Here is what i have tried but it is slow:

import glob
path = lotsdir + '*.*'
files = glob.glob(path)
files.sort()
setOfFiles = set(files)
print len(setOfFiles)
i=0
j=0
for fname in files:
    print 'fname',fname, 'setOfFiles', len(setOfFiles)
    oneLessSetOfFiles=setOfFiles
    oneLessSetOfFiles.remove(fname)
    i+=1

    for compareFile in oneLessSetOfFiles:
        j+=1
        hash1 = pHash.imagehash( fname )
        hash2 = pHash.imagehash( compareFile)
        print ...     

Answer

Matthew Franglen picture Matthew Franglen · Jul 4, 2014

The distance package in python provides a hamming distance calculator:

import distance

distance.levenshtein("lenvestein", "levenshtein")
distance.hamming("hamming", "hamning")

There is also a levenshtein package which provides levenshtein distance calculations. Finally difflib can provide some simple string comparisons.

There is more information and example code for all of these on this old question.

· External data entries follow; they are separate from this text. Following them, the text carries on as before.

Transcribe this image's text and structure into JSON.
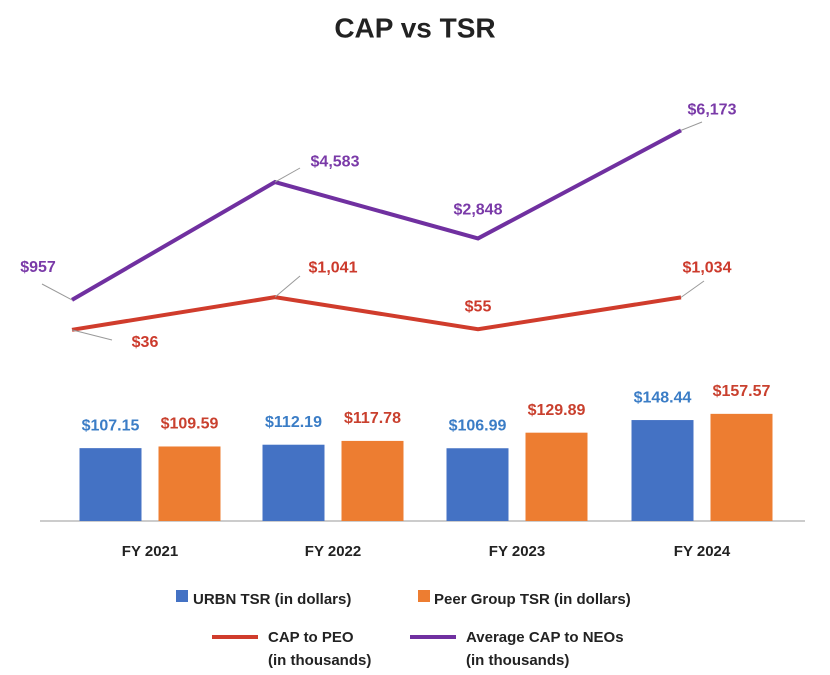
{
  "chart_data": {
    "type": "bar_line",
    "title": "CAP vs TSR",
    "categories": [
      "FY 2021",
      "FY 2022",
      "FY 2023",
      "FY 2024"
    ],
    "series": [
      {
        "name": "URBN TSR (in dollars)",
        "kind": "bar",
        "color": "#4472c4",
        "label_color": "#3b7dc6",
        "values": [
          107.15,
          112.19,
          106.99,
          148.44
        ],
        "value_labels": [
          "$107.15",
          "$112.19",
          "$106.99",
          "$148.44"
        ]
      },
      {
        "name": "Peer Group TSR (in dollars)",
        "kind": "bar",
        "color": "#ed7d31",
        "label_color": "#c9402e",
        "values": [
          109.59,
          117.78,
          129.89,
          157.57
        ],
        "value_labels": [
          "$109.59",
          "$117.78",
          "$129.89",
          "$157.57"
        ]
      },
      {
        "name": "CAP to PEO\n(in thousands)",
        "kind": "line",
        "color": "#d03c2c",
        "label_color": "#cc3a2c",
        "values": [
          36,
          1041,
          55,
          1034
        ],
        "value_labels": [
          "$36",
          "$1,041",
          "$55",
          "$1,034"
        ]
      },
      {
        "name": "Average CAP to NEOs\n(in thousands)",
        "kind": "line",
        "color": "#7030a0",
        "label_color": "#7a3aa8",
        "values": [
          957,
          4583,
          2848,
          6173
        ],
        "value_labels": [
          "$957",
          "$4,583",
          "$2,848",
          "$6,173"
        ]
      }
    ]
  }
}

Your existing code is slow because you recalculate the file hash in the most inner loop, which means every file gets hashed many times. If you calculate the hash first then the process will be much more efficient:

files = ...
files_and_hashes = [(f, pHash.imagehash(f)) for f in files]
file_comparisons = [
    (hamming(first[0], second[0]), first, second)
    for second in files
    for first in files
    if first[1] != second[1]
]

This process fundamentally involves O(N^2) comparisons so to distribute this in a way suitable for a map reduce problem involves taking the complete set of strings and dividing them into B blocks where B^2 = M (B = number of string blocks, M = number of workers). So if you had 16 strings and 4 workers you would split the list of strings into two blocks (so a block size of 8). An example of dividing the work follows:

all_strings = [...]
first_8 = all_strings[:8]
last_8 = all_strings[8:]
compare_all(machine_1, first_8, first_8)
compare_all(machine_2, first_8, last_8)
compare_all(machine_3, last_8, first_8)
compare_all(machine_4, last_8, last_8)